2. Get clear on your role. Make sure you know exactly what you and your team are responsible for, and what you’re not! This really helps with managing resources and making sure you don’t take on too much work and stretch yourself, and your team, too thinly.
Really understanding your role allows you to focus on the things that only you can do and delegating other tasks amongst the team. Delegating shows you trust your team to get things done and can help develop their skills. And it frees up your time to concentrate on where you can add the most value.
3. Be authentic. There are lots of different types of leaders, and ways to lead, so don’t feel you have to fit into a certain mold. Develop your leadership skills by trying different approaches to situations but don’t try to be something you’re not.
Being an authentic leader is important, no so more than ever.
Research says that employees value authenticity in leaders. It’s ok to be human and look for support when things are challenging. In fact, it lets your team know that it's ok to be vulnerable and ask for help if they need it.

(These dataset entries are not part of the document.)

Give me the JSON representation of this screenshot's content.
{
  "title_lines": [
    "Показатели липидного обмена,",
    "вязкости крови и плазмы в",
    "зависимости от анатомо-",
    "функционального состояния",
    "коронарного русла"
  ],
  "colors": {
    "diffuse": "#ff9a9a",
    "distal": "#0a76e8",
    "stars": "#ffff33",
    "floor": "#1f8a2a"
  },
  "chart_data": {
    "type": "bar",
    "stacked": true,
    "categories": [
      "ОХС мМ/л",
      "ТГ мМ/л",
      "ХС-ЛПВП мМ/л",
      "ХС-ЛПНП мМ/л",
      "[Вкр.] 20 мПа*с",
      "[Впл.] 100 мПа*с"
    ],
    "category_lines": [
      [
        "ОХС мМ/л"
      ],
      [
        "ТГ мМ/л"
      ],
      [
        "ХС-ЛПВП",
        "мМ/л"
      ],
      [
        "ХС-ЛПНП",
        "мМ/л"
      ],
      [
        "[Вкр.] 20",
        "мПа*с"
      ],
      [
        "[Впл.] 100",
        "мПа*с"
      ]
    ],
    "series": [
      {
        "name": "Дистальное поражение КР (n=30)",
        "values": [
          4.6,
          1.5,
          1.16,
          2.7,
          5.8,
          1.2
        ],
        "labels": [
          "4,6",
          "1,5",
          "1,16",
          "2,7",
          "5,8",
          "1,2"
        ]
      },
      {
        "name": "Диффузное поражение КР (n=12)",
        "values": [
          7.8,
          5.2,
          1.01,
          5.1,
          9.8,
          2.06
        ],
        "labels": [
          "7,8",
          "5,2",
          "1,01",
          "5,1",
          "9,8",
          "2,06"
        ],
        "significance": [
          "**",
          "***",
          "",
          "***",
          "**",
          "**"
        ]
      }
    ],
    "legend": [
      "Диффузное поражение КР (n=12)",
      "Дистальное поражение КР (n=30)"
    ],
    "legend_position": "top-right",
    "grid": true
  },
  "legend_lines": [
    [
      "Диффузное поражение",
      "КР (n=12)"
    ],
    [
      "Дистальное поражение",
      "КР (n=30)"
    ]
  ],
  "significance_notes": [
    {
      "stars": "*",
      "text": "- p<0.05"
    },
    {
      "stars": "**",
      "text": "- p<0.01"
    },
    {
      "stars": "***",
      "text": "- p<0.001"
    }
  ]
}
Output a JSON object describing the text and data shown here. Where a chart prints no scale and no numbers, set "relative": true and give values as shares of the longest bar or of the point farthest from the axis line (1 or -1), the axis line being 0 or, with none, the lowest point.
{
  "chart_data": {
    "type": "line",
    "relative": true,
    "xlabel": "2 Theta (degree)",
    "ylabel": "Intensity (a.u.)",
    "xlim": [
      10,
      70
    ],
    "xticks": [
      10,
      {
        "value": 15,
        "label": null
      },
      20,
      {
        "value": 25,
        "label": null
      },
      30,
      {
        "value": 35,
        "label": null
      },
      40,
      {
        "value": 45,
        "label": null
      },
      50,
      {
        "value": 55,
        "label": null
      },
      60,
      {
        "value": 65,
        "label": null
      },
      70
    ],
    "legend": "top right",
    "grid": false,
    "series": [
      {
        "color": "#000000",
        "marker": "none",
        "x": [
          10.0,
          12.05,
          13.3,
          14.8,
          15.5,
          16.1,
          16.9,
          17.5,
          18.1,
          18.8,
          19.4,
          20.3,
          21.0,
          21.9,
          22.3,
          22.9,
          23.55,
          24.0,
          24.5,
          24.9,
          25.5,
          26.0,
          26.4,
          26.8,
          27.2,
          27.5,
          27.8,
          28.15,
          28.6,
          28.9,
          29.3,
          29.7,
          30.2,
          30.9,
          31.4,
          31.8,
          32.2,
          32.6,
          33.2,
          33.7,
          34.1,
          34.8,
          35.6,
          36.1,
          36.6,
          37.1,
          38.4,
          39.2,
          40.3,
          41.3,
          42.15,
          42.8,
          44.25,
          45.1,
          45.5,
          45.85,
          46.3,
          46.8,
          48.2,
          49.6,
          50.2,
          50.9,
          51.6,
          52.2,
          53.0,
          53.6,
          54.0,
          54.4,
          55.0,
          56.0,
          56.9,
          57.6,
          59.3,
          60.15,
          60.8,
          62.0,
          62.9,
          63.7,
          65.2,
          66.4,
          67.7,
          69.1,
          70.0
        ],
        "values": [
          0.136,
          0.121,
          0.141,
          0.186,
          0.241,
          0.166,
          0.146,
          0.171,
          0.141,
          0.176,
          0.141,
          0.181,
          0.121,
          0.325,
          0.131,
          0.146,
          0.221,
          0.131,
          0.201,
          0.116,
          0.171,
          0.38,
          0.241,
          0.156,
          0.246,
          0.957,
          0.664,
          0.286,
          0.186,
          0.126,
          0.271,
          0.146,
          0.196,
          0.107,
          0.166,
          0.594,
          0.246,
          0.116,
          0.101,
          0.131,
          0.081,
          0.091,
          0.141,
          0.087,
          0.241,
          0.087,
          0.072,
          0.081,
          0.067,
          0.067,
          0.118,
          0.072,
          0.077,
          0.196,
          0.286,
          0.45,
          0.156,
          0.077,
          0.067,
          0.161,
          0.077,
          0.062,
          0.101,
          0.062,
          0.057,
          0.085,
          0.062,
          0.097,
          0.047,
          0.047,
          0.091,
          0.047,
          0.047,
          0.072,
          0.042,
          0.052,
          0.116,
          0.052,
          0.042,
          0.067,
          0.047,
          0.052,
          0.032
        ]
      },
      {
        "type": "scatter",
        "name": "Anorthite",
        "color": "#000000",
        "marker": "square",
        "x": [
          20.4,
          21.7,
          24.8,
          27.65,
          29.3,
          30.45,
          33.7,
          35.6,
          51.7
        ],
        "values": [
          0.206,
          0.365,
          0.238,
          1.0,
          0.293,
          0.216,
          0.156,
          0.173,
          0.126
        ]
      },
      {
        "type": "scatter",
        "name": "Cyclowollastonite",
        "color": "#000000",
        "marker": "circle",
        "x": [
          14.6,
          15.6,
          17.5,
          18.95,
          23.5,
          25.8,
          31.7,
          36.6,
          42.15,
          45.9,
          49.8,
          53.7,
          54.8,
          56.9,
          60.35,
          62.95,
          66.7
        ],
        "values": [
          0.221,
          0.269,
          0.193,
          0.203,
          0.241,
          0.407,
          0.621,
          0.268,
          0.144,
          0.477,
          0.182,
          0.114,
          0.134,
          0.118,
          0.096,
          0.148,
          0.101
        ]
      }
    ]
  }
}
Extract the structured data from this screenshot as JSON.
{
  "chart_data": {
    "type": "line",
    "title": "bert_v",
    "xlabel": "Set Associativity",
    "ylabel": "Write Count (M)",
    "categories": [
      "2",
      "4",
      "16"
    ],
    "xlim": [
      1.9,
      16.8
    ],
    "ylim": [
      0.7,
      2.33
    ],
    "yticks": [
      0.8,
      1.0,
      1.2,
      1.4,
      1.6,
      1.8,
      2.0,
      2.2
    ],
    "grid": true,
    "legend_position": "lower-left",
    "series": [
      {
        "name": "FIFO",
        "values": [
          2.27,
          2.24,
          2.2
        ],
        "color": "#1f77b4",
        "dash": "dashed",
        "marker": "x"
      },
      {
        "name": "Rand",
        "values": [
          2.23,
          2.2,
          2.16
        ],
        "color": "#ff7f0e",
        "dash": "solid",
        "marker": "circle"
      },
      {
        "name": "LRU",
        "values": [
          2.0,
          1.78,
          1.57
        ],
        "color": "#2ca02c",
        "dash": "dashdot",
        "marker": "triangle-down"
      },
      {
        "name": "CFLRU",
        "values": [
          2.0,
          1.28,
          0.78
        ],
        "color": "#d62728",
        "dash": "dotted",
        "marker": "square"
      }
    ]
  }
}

4. Find support. We all need help at times and, sometimes, leadership can feel lonely. Make sure you get the support you need so you can do the best job possible. Speak to your line manager or see whether a coach or mentor can help you develop your skills.
Coaching and mentoring can be extremely helpful for both new and experienced leaders. Coaching creates space to think things through and finding a mentor whose experience you can lean on can also be helpful.
Thank you for your interest in BetterUp.
As a leader, you may face many challenges but it can also be extremely rewarding. We’ve described some of the most common leadership challenges and offered some solutions and tips to deal with them.
The environment for leaders is just getting more complex. Developing emotional intelligence and staying close to your values is helpful when everything else is changing fast. And, just like athletes, entertainers, CEOs, and other top performers, ongoing support from highly experienced coaches can help you adapt and take on whatever the next challenge is. For those times, everybody can benefit from having someone in their corner.